We've literally become slaves to the need to follow the lives of other people to the point it's invasion.  It's a damned sickness.  Now I have no sympathy to people who whore their lives out there without any boundaries (even I have some boundaries), but there was a time when we accorded our idols a little respect and privacy, unless it was of overriding interest to something important.  For an example, imagine how much press would be dedicated today to JFK and who he chose to lay.  Or imagine what might have happened to Princess Di if the paparazzi weren't dogging her to her dying day.

So while there may be some legitimate parts of the Tiger Woods story that are newsworthy, it ain't front page shit.  And until we break this cycle of slathering over the shiniest among us (Obama?), we'll continue to have the worst possible results.

Or videos about people fucking people:





4 comments:

Satyavati devi dasi said...

we are talking about a marriage with children on the rocks due to the infidelity of one partner.

I'm going to take issue with this purely on principle.

You don't KNOW this: you don't KNOW what else is going on behind those tightly shut doors, or what kind of a person his wife happens to be (besides a gorgeous blonde Scandinavian model). You don't KNOW what other issues they have going on between them, or what possible motivations one, either, or both of them might have for looking for extracurricular activities.

What we're actually talking about is a car wreck, alot of circumstantial evidence and an unbelievable amount of media hype.

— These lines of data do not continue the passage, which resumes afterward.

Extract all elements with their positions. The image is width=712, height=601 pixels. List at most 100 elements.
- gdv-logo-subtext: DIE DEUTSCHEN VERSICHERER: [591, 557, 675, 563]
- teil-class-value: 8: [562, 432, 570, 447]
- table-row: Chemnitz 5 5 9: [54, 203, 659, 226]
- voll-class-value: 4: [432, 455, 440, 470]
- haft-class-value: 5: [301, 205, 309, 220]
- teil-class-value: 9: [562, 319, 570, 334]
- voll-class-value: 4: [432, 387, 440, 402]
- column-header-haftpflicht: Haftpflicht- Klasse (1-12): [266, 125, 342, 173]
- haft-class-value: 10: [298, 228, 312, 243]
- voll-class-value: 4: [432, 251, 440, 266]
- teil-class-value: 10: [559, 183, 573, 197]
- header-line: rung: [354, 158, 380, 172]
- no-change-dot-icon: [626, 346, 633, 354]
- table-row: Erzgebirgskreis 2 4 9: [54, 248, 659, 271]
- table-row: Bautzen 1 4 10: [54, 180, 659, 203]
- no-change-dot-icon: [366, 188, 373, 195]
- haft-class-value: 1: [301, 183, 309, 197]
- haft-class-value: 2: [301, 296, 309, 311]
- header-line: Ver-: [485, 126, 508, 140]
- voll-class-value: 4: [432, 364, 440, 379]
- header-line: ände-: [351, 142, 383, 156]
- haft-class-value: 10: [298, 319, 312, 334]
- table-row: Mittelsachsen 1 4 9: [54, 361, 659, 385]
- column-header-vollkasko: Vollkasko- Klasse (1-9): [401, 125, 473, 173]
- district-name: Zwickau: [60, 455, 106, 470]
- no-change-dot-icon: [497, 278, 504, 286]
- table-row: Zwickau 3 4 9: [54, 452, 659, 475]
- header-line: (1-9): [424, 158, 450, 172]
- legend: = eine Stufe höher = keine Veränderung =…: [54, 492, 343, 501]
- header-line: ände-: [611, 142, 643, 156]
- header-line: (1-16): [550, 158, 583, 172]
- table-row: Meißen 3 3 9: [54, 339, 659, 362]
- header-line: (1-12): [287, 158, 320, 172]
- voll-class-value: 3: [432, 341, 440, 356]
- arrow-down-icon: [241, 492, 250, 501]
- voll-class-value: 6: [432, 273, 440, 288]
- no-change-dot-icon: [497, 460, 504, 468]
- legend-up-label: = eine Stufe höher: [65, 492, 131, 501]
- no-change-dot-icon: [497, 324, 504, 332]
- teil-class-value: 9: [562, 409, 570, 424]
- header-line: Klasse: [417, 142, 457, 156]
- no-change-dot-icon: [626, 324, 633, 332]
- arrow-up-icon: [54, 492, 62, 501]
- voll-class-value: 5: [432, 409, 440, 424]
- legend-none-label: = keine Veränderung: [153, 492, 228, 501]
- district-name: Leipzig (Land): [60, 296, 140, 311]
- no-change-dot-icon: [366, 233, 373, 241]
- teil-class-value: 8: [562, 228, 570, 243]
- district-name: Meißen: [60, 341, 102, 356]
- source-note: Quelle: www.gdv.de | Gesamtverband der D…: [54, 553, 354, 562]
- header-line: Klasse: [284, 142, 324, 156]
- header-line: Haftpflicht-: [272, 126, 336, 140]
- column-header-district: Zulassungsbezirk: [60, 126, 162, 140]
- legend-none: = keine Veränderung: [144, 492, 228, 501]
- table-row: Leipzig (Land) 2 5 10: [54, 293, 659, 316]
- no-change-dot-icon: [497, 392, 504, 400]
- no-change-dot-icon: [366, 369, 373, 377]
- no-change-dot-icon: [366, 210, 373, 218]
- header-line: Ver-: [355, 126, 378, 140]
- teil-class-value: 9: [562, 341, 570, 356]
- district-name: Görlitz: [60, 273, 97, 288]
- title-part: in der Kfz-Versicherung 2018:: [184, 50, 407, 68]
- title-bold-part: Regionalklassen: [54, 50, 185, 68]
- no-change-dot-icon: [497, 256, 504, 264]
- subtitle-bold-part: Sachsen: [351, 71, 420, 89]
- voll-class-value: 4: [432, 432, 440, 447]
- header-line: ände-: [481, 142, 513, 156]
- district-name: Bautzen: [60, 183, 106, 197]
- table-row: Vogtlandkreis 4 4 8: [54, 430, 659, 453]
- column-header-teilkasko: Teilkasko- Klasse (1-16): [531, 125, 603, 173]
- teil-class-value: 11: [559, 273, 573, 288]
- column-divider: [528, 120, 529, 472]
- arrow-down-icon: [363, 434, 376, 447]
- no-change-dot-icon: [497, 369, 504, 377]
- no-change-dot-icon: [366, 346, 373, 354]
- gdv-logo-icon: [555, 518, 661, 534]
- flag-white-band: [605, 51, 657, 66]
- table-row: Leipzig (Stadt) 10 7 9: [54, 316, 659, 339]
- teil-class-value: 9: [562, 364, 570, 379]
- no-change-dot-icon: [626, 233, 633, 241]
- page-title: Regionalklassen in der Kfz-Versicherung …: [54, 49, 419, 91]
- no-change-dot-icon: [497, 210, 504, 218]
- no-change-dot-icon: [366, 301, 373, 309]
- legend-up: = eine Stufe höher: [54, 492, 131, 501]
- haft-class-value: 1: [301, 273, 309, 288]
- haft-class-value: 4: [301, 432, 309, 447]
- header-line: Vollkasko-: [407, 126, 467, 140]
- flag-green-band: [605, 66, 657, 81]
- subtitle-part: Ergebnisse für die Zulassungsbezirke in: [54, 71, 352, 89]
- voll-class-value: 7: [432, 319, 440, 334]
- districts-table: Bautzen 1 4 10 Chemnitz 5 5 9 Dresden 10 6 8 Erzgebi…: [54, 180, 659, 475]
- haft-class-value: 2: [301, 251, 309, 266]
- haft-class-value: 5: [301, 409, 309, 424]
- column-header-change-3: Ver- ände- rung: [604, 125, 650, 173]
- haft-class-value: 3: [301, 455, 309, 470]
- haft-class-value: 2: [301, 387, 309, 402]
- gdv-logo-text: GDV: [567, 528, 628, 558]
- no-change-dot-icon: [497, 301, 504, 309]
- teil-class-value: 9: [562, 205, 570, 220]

Tiger talks about 'transgressions' and a slew of women line up for the paychecks they're getting from all kinds of media for the stories they're telling about how well he packs his pants. Sure, it's all terribly suspicious, it doesn't look good... but what is it actually telling us? Not a whole lot. Tiger's never been one to do the heart-to-heart, and in such a vacuum of actual knowledge, we're all free to speculate, extrapolate, fill in the blanks and jump to conclusions in whatever way best titillates our voyeur buttons (and sells tabloids).

If every athlete who ever cheated on a spouse were named in this post it would take me all day. Adultery is as old as marriage.

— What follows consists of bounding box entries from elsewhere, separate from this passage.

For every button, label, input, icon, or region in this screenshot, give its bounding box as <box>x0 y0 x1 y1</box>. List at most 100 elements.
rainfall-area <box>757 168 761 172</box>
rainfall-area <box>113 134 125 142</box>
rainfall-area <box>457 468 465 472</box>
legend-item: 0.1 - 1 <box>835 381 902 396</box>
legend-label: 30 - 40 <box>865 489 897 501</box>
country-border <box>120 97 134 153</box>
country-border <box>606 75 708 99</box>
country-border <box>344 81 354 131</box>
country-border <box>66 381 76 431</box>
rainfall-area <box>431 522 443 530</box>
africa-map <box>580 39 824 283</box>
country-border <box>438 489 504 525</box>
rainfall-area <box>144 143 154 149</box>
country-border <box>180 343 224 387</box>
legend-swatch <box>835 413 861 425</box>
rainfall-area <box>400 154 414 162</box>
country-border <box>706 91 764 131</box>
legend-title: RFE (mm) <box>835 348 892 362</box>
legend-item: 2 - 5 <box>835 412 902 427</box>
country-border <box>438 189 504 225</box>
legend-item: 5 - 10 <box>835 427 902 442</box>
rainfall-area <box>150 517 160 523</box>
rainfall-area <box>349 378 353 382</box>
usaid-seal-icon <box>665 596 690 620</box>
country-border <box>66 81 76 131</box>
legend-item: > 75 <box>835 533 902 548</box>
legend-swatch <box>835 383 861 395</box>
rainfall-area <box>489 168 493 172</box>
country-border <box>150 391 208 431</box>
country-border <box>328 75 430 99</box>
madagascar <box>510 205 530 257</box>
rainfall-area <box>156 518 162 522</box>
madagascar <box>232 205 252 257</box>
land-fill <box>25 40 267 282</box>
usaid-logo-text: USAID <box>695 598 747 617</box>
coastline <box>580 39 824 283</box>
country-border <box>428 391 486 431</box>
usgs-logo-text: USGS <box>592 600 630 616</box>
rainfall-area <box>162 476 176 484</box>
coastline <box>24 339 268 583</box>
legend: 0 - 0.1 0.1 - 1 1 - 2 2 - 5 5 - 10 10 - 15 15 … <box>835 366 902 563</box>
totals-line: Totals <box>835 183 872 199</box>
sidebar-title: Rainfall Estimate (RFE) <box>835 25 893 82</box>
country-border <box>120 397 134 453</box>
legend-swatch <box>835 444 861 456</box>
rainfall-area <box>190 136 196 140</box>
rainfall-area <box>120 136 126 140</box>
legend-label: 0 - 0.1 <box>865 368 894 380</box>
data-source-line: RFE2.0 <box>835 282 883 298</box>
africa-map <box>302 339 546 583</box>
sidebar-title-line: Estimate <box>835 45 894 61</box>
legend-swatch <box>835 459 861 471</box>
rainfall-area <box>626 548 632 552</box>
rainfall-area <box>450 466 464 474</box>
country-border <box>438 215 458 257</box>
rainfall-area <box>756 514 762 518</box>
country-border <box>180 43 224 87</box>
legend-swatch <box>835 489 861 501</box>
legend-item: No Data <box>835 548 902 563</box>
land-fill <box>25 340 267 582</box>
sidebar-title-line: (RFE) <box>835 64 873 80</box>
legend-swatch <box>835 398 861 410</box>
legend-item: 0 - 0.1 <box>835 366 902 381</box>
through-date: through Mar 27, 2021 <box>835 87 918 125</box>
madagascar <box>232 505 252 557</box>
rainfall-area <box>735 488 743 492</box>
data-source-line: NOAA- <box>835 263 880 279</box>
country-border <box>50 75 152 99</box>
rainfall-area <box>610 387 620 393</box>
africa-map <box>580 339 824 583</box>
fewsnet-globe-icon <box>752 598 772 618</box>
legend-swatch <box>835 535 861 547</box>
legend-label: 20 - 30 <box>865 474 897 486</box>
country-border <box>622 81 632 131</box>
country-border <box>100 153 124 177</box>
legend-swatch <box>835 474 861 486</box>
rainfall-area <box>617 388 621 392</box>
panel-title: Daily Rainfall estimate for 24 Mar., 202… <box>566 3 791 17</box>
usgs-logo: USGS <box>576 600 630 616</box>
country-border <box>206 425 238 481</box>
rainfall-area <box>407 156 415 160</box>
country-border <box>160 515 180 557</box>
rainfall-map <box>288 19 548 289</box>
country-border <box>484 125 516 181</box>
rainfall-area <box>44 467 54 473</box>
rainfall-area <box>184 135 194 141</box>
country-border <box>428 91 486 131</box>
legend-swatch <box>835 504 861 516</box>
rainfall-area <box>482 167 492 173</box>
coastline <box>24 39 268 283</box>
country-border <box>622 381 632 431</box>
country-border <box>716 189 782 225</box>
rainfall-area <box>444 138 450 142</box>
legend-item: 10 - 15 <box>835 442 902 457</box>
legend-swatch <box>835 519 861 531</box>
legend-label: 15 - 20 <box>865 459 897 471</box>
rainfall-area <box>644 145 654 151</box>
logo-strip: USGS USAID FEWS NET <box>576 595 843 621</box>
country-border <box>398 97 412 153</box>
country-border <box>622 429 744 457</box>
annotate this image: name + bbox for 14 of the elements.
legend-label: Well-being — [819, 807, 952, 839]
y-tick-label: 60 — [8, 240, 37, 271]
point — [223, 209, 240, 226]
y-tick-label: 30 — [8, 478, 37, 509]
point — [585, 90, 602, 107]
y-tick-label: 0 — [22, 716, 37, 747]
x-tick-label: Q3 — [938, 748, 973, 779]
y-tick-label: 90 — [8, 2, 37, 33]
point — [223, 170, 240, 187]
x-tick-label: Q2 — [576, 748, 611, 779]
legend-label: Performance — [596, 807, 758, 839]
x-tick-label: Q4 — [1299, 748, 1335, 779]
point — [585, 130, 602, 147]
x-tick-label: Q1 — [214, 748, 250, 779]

But to draw conclusions and make judgements on this suspicious perhaps but circumstantial at best evidence is presumptuous and misleading.

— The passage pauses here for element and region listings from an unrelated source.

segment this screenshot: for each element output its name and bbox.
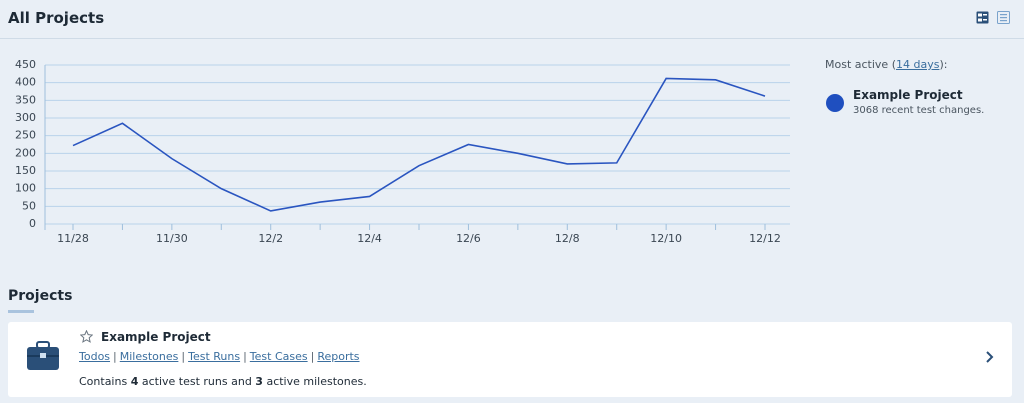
link-separator: | — [181, 350, 186, 363]
briefcase-icon — [27, 341, 59, 370]
x-tick-label: 12/10 — [650, 232, 682, 245]
y-tick-label: 150 — [15, 164, 36, 177]
project-link[interactable]: Test Cases — [249, 350, 308, 363]
view-switch — [976, 11, 1010, 24]
active-project: Example Project 3068 recent test changes… — [853, 88, 984, 116]
description-text: active test runs and — [138, 375, 256, 388]
y-tick-label: 400 — [15, 76, 36, 89]
compact-view-icon[interactable] — [976, 11, 989, 24]
x-tick-label: 12/12 — [749, 232, 781, 245]
active-project-changes: 3068 recent test changes. — [853, 105, 985, 116]
description-count: 4 — [130, 375, 139, 388]
most-active: Most active (14 days): — [825, 58, 1015, 71]
y-tick-label: 250 — [15, 129, 36, 142]
y-tick-label: 50 — [22, 199, 36, 212]
section-title: Projects — [8, 288, 73, 304]
data-line — [72, 77, 766, 212]
most-active-label: Most active ( — [825, 58, 896, 71]
section-underline — [8, 310, 34, 313]
project-link[interactable]: Reports — [317, 350, 360, 363]
description-text: active milestones. — [262, 375, 367, 388]
y-tick-label: 200 — [15, 146, 36, 159]
project-card: Example Project Todos | Milestones | Test Ru… — [8, 322, 1012, 397]
project-description: Contains 4 active test runs and 3 active… — [79, 375, 367, 388]
description-text: Contains — [79, 375, 131, 388]
most-active-label-end: ): — [939, 58, 948, 71]
y-tick-label: 100 — [15, 182, 36, 195]
project-name[interactable]: Example Project — [101, 330, 211, 344]
link-separator: | — [310, 350, 315, 363]
description-count: 3 — [255, 375, 263, 388]
project-links: Todos | Milestones | Test Runs | Test Cases | Re… — [79, 350, 360, 363]
project-link[interactable]: Todos — [79, 350, 111, 363]
link-separator: | — [243, 350, 247, 363]
x-tick-label: 11/30 — [156, 232, 188, 245]
link-separator: | — [113, 350, 117, 363]
project-dot — [826, 94, 844, 112]
x-tick-label: 11/28 — [57, 232, 89, 245]
x-tick-label: 12/2 — [258, 232, 283, 245]
header: All Projects — [0, 0, 1024, 39]
x-tick-label: 12/8 — [555, 232, 580, 245]
y-tick-label: 300 — [15, 111, 36, 124]
y-tick-label: 0 — [29, 217, 36, 230]
activity-chart: 0 50 100 150 200 250 300 350 400 450 11/28 11/30 12/… — [15, 58, 790, 245]
active-project-name[interactable]: Example Project — [853, 88, 963, 102]
y-tick-label: 450 — [15, 58, 36, 71]
page-title: All Projects — [8, 9, 105, 27]
period-link[interactable]: 14 days — [895, 58, 940, 71]
favorite-star[interactable] — [80, 330, 93, 343]
y-tick-label: 350 — [15, 93, 36, 106]
project-link[interactable]: Test Runs — [188, 350, 241, 363]
list-view-icon[interactable] — [997, 11, 1010, 24]
x-tick-label: 12/4 — [357, 232, 382, 245]
project-link[interactable]: Milestones — [119, 350, 179, 363]
open-chevron[interactable] — [985, 350, 995, 364]
x-tick-label: 12/6 — [456, 232, 481, 245]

Satyavati devi dasi said...

PS. With the amount of usage that 'fuck' and its derivatives and conjugates get on this blog, I am totally disgusted that you wussed out and censored it in the title. What's that about? The 'Networked on Facebook' effect?

Joe "Truth 101" Kelly said...

All this makes me wonder why Elin put up with this shit long Patrick. We're both worldly, in a sense that we understand the penis and what it makes us do or want to do.

Tiger's been fucking a long time. Elin had to know about it. She'd get plenty of money no matter when she dumped his cheatin ass due to his infidelity.


The Nihilist gossip hound in me makes me wonder what disease he brought home that caused his wife to finally pick up the nine iron.

Patrick M said...

we are talking about a marriage with children on the rocks due to the infidelity of one partner.

I'm going to take issue with this purely on principle.


With what? The fact that I have the same problems with the obsessive nature of the media in this situation as I do?

If all you need is the word "alleged" to make the statement work, then consider it said. Although I'm confident that in the bimbo parade is at least one whore that has tasted the Tiger.

That's why I started out with the facts, which are much more sparse than the rampant speculation. So at the least we're talking about a marriage w/children, that is likely on the rocks due to the alleged infidelity of someone who, by his position is likely to have said hot and cold running pussy at his fingertips.

As for the PS, it's respect for someone who may wish to display the title of my post, but not have the word fuck show up on their blog. That's all.

It's the same as if I'm going onto a blog where they don't like certain words. If someone doesn't want to hear the word, I'm willing to accommodate them in their part of the blogosphere, or even in a chat if asked.